Márcio Adriano Moraes
Professor de Literatura e Português
A casa cheia, amigos e familiares juntos para celebrar uma passagem de ano. Estranho dizer passagem de ano e mais estranho ainda é dizer ganhar um ano. Na verdade nós não ganhamos ano nenhum, mas perdemos. A cada ano que se passa aproximamos da indesejada da gente. E assim vamos vivendo ansiando algo que evitamos confirmar, mas esta é a verdade; todos caminham para o fim.
Por isso, o importante na vida é celebrar todos os momentos, sejam ímpares ou pares. Não há vida tão longa capaz de abraçar a todos nem tão curta incapaz de estender uma mão. É preciso apreciar cada instante, até os mais doloridos, como etapas de crescimento humano. E não importa quantas caras feias apareçam no caminho, devemos sempre sorrir e mostrar àqueles que nos olham torto que nosso mento é reto.
As fotografias trazem saudade, relembram amizades e ressuscitam entes queridos. Ao som de uma bela melodia, tudo o que se quer pode ser realizado, ainda que no sonho sereno da imaginação humana. As palavras carinhosas ditas por quem se ama são ânimos para continuar a caminhada terrena. Sem as palavras humanas úmidas e verdadeiras que escapam das bocas dos que nos rodeiam, tornamo-nos solos secos e infrutíferos para a vida. Bom é ouvir coisas boas daqueles que nos amam. Bom é ouvir verdades verdadeiras, não fingidas. Cansamos de deixar os nossos ouvidos serem poluídos com dizeres enganosos e interesseiros.
Assim, entre passado e presente, vivencia-se a passagem de anos ou, como querem alguns, os ganhos deles, ainda que sejam perdas. Momento de ser celebrado com a mais genuína manifestação do sentimento humano, a poesia. E como é bom atrelar poesia a música. Como é bom ser o seu poeta e ser o seu cantor. Ouvidos atentos e rostos repletos de lágrimas acolhem no âmago sentimentos amadoristas. Ocultadas teclas ressoam sons que melindram a alma de todos os presentes, menos as almas daqueles que se fecham em seus mundinhos e esquecem a estrada percorrida. Entra em cena a homenagem e se vão seres sem ramagens, que se escondem em si mesmos, irados pela felicidade alheia. Alheio a tudo, o peito aberto ao amor reverbera versos e solos, não com o intuito de enaltecer, mas com o propósito de amores fazer crescer.

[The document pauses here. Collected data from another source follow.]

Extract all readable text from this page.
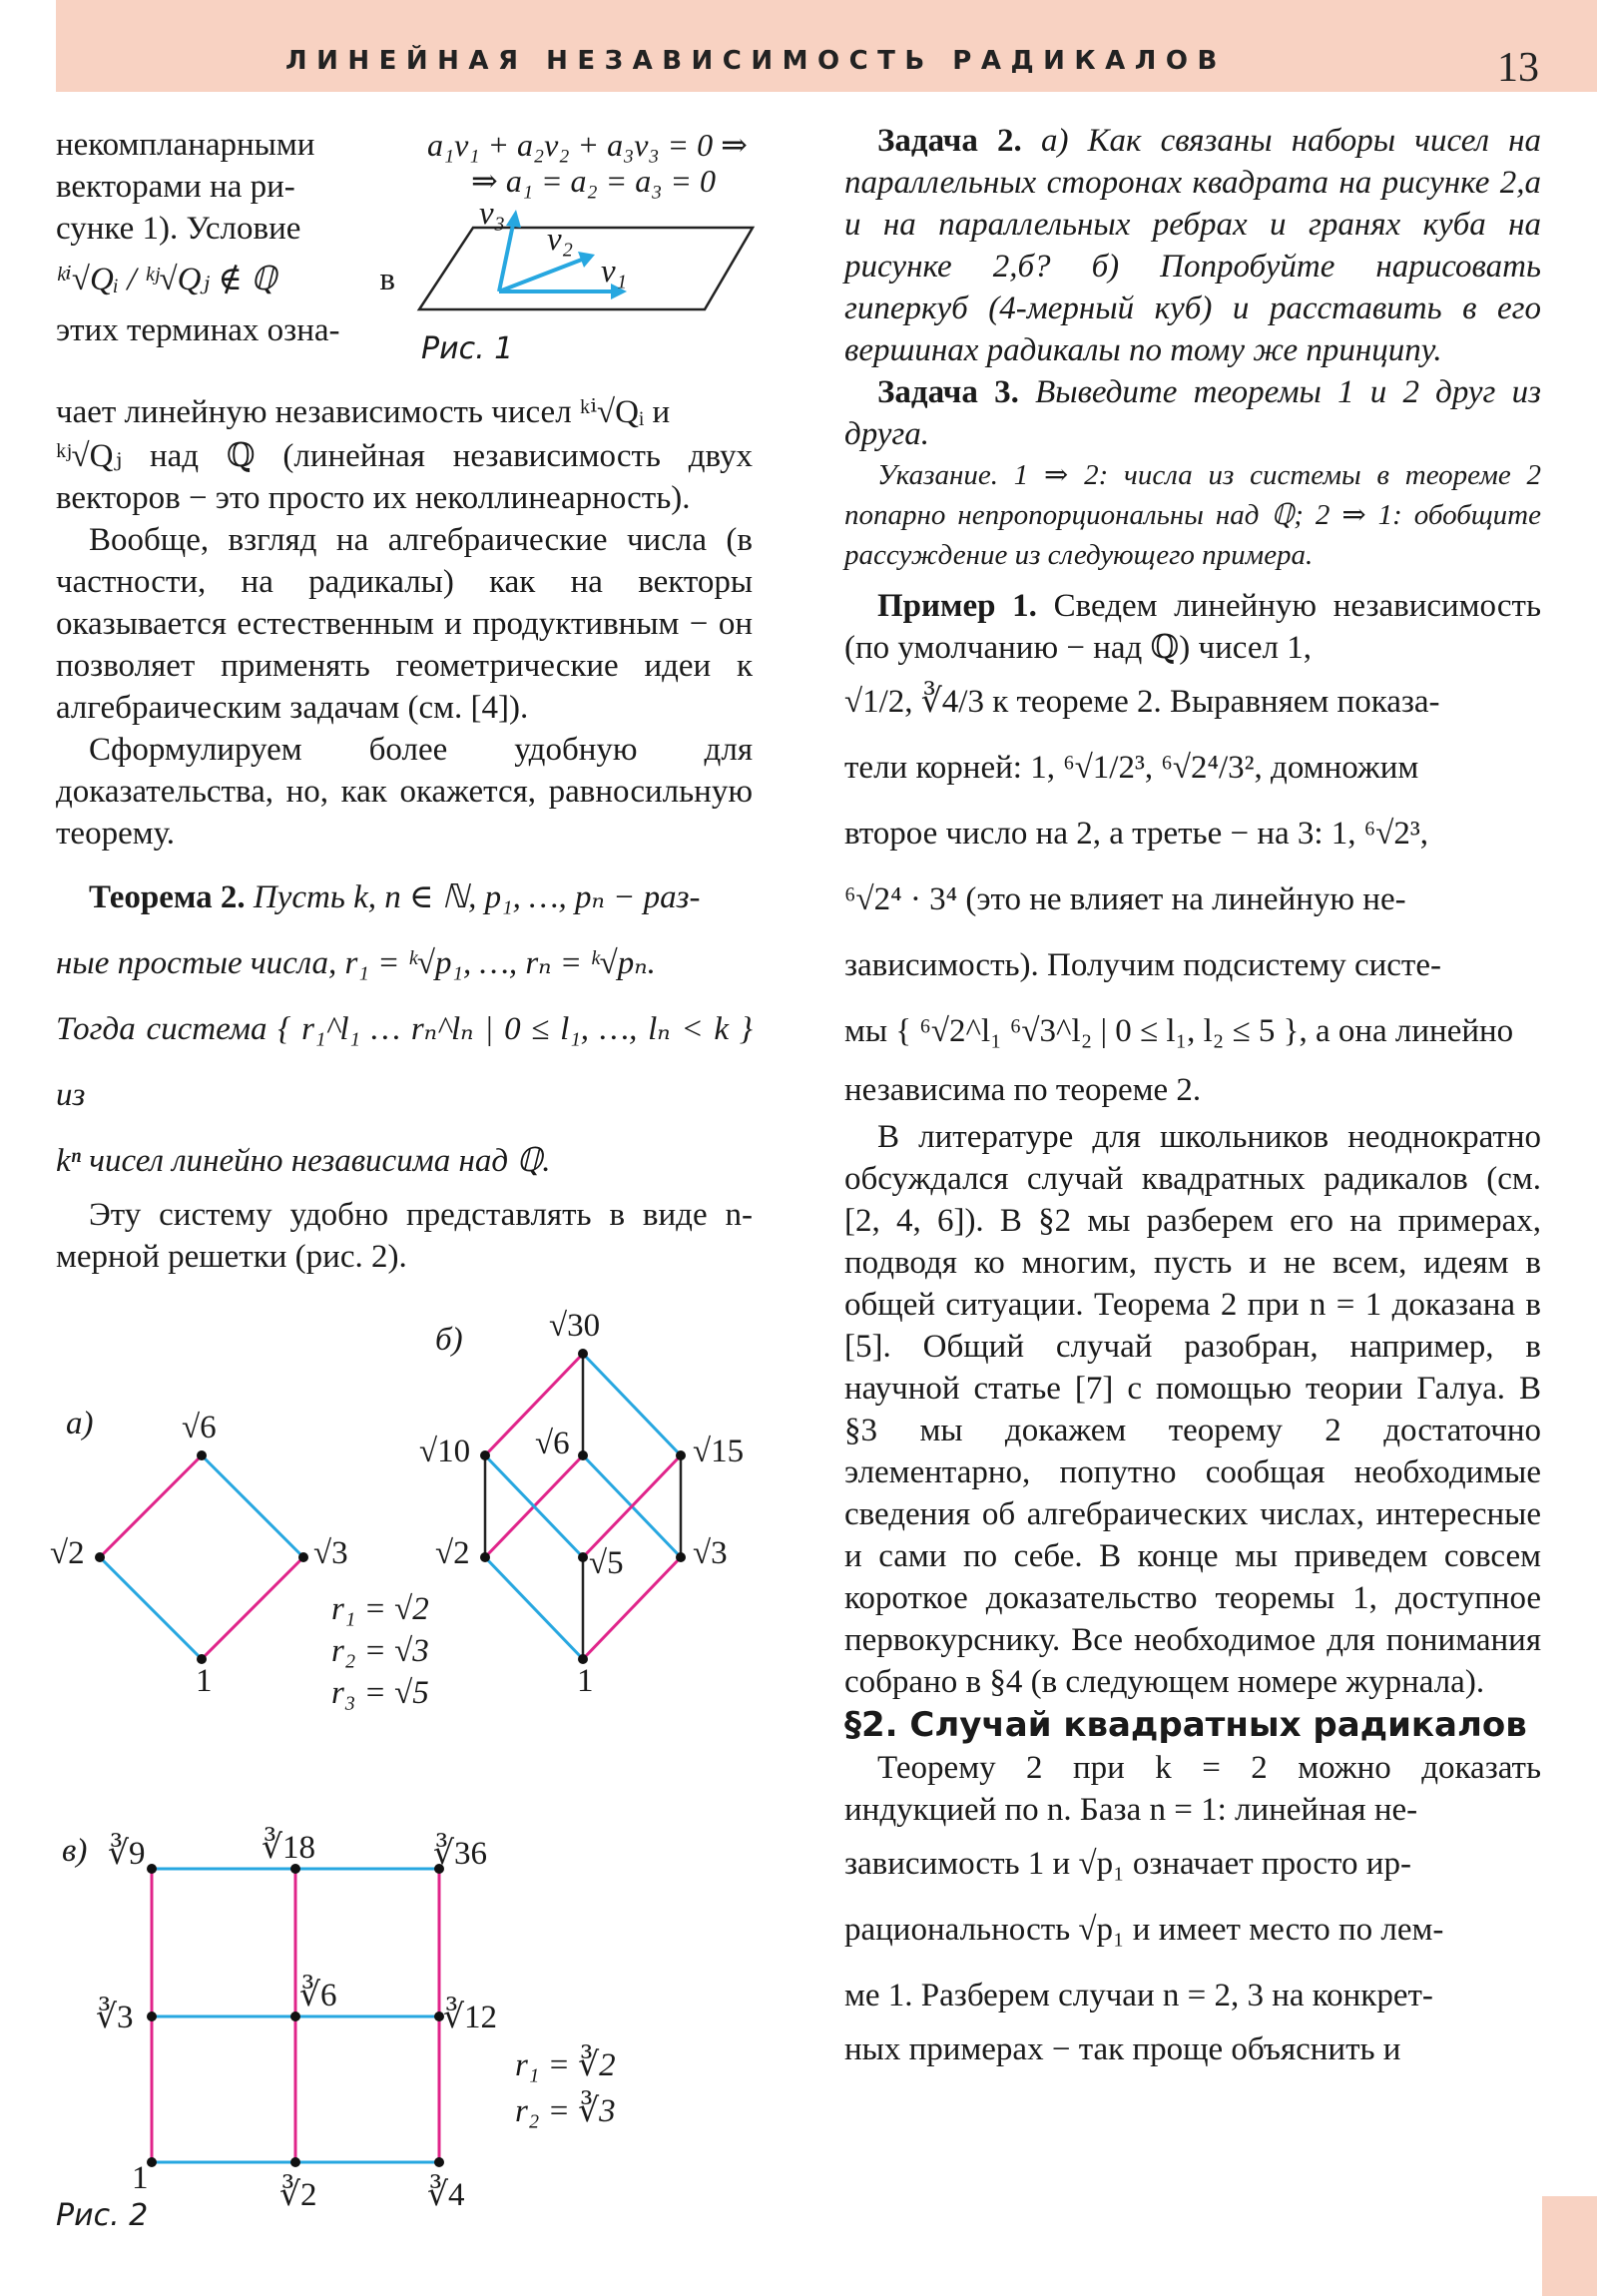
ЛИНЕЙНАЯ НЕЗАВИСИМОСТЬ РАДИКАЛОВ	13
a₁v₁ + a₂v₂ + a₃v₃ = 0 ⇒
⇒ a₁ = a₂ = a₃ = 0
v₃
v₂
v₁
Рис. 1

некомпланарными

векторами на ри-

сунке 1). Условие

ᵏⁱ√Qᵢ / ᵏʲ√Qⱼ ∉ ℚ	в

этих терминах озна-

чает линейную независимость чисел ᵏⁱ√Qᵢ и

ᵏʲ√Qⱼ над ℚ (линейная независимость двух векторов − это просто их неколлинеарность).

Вообще, взгляд на алгебраические числа (в частности, на радикалы) как на векторы оказывается естественным и продуктивным − он позволяет применять геометрические идеи к алгебраическим задачам (см. [4]).

Сформулируем более удобную для доказательства, но, как окажется, равносильную теорему.

Теорема 2. Пусть k, n ∈ ℕ, p₁, …, pₙ − раз-

ные простые числа, r₁ = ᵏ√p₁, …, rₙ = ᵏ√pₙ.

Тогда система { r₁^l₁ … rₙ^lₙ | 0 ≤ l₁, …, lₙ < k } из

kⁿ чисел линейно независима над ℚ.

Эту систему удобно представлять в виде n-мерной решетки (рис. 2).

а)
б)
в)
√6
√2	√3
1
√30
√10 √6	√15
√2	√5 √3
1
r₁ = √2
r₂ = √3
r₃ = √5
∛9	∛18	∛36
∛3
∛6
∛12
1	∛2	∛4
r₁ = ∛2
r₂ = ∛3
Рис. 2

Задача 2. а) Как связаны наборы чисел на параллельных сторонах квадрата на рисунке 2,а и на параллельных ребрах и гранях куба на рисунке 2,б? б) Попробуйте нарисовать гиперкуб (4-мерный куб) и расставить в его вершинах радикалы по тому же принципу.

Задача 3. Выведите теоремы 1 и 2 друг из друга.

Указание. 1 ⇒ 2: числа из системы в теореме 2 попарно непропорциональны над ℚ; 2 ⇒ 1: обобщите рассуждение из следующего примера.

Пример 1. Сведем линейную независимость (по умолчанию − над ℚ) чисел 1,

√1/2, ∛4/3 к теореме 2. Выравняем показа-

тели корней: 1, ⁶√1/2³, ⁶√2⁴/3², домножим

второе число на 2, а третье − на 3: 1, ⁶√2³,

⁶√2⁴ · 3⁴ (это не влияет на линейную не-

зависимость). Получим подсистему систе-

мы { ⁶√2^l₁ ⁶√3^l₂ | 0 ≤ l₁, l₂ ≤ 5 }, а она линейно

независима по теореме 2.

В литературе для школьников неоднократно обсуждался случай квадратных радикалов (см. [2, 4, 6]). В §2 мы разберем его на примерах, подводя ко многим, пусть и не всем, идеям в общей ситуации. Теорема 2 при n = 1 доказана в [5]. Общий случай разобран, например, в научной статье [7] с помощью теории Галуа. В §3 мы докажем теорему 2 достаточно элементарно, попутно сообщая необходимые сведения об алгебраических числах, интересные и сами по себе. В конце мы приведем совсем короткое доказательство теоремы 1, доступное первокурснику. Все необходимое для понимания собрано в §4 (в следующем номере журнала).

§2. Случай квадратных радикалов

Теорему 2 при k = 2 можно доказать индукцией по n. База n = 1: линейная не-

зависимость 1 и √p₁ означает просто ир-

рациональность √p₁ и имеет место по лем-

ме 1. Разберем случаи n = 2, 3 на конкрет-

ных примерах − так проще объяснить и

Registra-se tudo com os flash’s tecnológicos. Feliz daquele que inventou esse instrumento que faz o tempo parar. Não podemos voltar ao passado, uma vez que tal tempo não existe no mundo real, apenas na lembrança abstrata da mente. Mas pedaços de papel ou imagens virtuais móveis ou não salvam a amnésia. Gestos simples, apertos frágeis que tornam o instante perpétuo.
Destruir recordações humanas talvez seja um dos gestos mais terríveis praticados por seres humanos. O defeito do homem é só enxergar com seus próprios olhos. O dia em que ele conseguir ver com outros olhos que não sejam os seus, verá então que o mal que percebe é o bem que outro almeja. E não há mal em poesia e música, não quando são feitas com os mais benéficos sentimentos humanos. E não há mal em querer registrar e guardar para sempre isso.
E que todos os anos sejam celebrados com depoimentos sinceros, imagens verdadeiras, poesias e músicas genuínas. E que todos possam lacrimejar, pois felizes são os que choram com o bem. E que um dia possamos ver, ainda que dolorosamente, que não temos o direito de podar a felicidade daqueles que amamos nem dos que nos são indiferentes. Todos têm o poder de fazer e serem felizes.